Booth Id:
SOFT058
Category:
Systems Software
Year:
2017
Finalist Names:
Pope, Richard
Abstract:
In order to create a program to analyse EEG wave data with optimal performance, both in speed and accuracy, several wave separation algorithms were tested. An Arduino was programmed to generate two sine waves, and then add them together along with pre-generated random noise. The voltage of the sine signals and the noise were varied, to simulate situations with poor amplification high noise levels, high amplification and low noise levels. The ransom noise was the same for each trial, to ensure that each trial used exactly the same signal for each algorithm. Each algorithm was tested with three different sets of random noise at each amplification and noise level. The output waves from the algorithms were then compared to the component waves used to make up the compound wave the algorithms analysed.
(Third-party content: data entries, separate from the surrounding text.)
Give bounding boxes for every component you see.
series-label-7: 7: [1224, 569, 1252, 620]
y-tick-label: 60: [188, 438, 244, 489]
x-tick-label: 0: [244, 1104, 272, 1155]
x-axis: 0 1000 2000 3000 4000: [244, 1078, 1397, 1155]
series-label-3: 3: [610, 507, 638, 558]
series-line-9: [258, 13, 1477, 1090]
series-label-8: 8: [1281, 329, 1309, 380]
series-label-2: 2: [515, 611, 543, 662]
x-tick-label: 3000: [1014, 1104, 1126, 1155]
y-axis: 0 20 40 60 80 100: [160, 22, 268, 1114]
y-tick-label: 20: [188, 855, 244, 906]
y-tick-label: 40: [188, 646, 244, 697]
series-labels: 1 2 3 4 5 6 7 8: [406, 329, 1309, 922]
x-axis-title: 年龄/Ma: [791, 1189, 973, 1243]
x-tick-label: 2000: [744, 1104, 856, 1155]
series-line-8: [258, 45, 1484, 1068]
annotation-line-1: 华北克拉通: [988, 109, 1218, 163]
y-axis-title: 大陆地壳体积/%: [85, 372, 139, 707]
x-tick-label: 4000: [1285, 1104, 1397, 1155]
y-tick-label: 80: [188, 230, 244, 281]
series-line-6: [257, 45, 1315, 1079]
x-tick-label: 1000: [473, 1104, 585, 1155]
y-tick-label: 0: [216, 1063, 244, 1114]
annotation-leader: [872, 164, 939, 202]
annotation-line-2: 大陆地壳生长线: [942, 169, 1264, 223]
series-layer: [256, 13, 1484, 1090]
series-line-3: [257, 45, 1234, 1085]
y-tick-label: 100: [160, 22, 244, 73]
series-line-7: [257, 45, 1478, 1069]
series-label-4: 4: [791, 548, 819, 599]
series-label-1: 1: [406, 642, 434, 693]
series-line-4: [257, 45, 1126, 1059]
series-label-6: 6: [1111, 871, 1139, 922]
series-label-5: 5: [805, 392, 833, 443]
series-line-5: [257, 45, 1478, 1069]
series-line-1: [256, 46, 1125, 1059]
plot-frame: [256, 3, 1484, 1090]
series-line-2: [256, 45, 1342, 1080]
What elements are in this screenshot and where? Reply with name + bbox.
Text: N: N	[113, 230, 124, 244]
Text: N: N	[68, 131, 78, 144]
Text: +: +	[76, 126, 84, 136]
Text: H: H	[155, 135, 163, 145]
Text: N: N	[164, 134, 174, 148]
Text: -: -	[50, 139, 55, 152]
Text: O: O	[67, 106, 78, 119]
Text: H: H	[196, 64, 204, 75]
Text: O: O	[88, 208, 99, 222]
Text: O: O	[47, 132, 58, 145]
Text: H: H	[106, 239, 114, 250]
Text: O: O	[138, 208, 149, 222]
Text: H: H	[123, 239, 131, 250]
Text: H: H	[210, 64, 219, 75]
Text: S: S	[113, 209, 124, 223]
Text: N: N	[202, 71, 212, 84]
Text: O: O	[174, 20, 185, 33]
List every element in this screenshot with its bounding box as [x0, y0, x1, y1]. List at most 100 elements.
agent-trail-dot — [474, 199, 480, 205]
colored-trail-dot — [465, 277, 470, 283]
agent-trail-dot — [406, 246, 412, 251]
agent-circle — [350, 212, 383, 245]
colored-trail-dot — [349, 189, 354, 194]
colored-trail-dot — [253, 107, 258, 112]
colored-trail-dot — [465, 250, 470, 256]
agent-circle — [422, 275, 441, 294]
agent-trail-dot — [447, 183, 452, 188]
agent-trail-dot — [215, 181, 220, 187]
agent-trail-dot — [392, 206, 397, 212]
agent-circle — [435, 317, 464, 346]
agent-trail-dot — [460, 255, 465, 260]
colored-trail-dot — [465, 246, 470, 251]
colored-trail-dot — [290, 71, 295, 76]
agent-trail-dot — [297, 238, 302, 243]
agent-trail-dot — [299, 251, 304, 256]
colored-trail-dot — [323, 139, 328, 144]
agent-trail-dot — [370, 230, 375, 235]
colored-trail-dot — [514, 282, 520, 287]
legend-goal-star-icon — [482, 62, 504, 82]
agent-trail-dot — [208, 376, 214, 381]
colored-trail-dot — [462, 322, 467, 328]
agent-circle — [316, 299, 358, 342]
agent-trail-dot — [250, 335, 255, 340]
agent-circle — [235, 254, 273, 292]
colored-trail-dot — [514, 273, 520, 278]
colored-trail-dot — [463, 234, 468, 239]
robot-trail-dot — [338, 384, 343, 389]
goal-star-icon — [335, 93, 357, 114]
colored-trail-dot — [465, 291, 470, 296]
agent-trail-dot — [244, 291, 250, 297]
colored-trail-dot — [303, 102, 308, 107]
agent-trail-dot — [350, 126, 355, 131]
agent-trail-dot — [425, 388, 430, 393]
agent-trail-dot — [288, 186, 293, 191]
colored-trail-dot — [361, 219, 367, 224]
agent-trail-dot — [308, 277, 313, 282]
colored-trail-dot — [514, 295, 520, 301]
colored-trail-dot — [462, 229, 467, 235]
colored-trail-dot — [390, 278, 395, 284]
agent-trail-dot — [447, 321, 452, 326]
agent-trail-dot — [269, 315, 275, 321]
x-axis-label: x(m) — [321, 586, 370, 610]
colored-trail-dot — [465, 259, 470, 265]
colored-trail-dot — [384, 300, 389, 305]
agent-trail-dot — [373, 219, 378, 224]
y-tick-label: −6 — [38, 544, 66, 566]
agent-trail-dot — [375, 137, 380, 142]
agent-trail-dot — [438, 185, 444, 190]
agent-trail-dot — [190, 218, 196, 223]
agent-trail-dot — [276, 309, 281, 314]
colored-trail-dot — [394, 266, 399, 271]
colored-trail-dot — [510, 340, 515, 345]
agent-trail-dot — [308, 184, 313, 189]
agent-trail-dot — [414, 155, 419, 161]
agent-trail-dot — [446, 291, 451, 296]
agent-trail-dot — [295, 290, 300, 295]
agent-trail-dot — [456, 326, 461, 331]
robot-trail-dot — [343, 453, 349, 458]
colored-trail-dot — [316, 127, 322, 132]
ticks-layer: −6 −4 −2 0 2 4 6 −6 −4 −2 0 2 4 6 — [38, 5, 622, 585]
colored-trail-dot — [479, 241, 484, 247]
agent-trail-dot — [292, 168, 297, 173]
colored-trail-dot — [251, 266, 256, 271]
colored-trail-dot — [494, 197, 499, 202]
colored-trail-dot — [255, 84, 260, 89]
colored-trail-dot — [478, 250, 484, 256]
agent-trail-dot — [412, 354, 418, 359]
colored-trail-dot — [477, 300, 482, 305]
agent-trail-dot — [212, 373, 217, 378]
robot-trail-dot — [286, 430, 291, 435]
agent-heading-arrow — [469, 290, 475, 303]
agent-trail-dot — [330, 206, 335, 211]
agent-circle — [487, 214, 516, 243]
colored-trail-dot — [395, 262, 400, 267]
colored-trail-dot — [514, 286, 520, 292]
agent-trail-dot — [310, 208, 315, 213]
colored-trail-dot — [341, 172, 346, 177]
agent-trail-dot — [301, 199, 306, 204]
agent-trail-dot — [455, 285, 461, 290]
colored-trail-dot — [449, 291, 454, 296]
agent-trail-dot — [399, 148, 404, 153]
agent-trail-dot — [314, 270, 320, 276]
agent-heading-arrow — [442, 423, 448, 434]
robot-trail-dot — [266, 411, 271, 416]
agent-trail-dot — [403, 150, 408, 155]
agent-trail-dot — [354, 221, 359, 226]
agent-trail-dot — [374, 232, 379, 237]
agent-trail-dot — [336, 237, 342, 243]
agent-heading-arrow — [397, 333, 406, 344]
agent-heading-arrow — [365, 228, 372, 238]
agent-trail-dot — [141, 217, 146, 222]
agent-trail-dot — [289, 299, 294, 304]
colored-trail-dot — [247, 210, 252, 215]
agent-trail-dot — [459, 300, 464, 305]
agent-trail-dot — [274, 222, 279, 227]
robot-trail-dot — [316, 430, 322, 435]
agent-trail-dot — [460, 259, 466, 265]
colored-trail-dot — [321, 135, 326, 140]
The difference was used to calculate the accuracy of each algorithm in each situation. In each situation, one varying algorithm constantly performed better than others, while the remaining algorithms had similar results. The computation time was noted to be higher from more complex algorithms. Using this information, a program was written to detect the amount of noise in the signal, then use the best algorithm to analyse it, to minimise delays caused by computation time, and ensure accurate results. By dynamically changing algorithms the program was able to achieve the best performance, using only computation-heavy algorithm when needed. Overall, the dynamically changing algorithm program out performed each algorithm when used separately.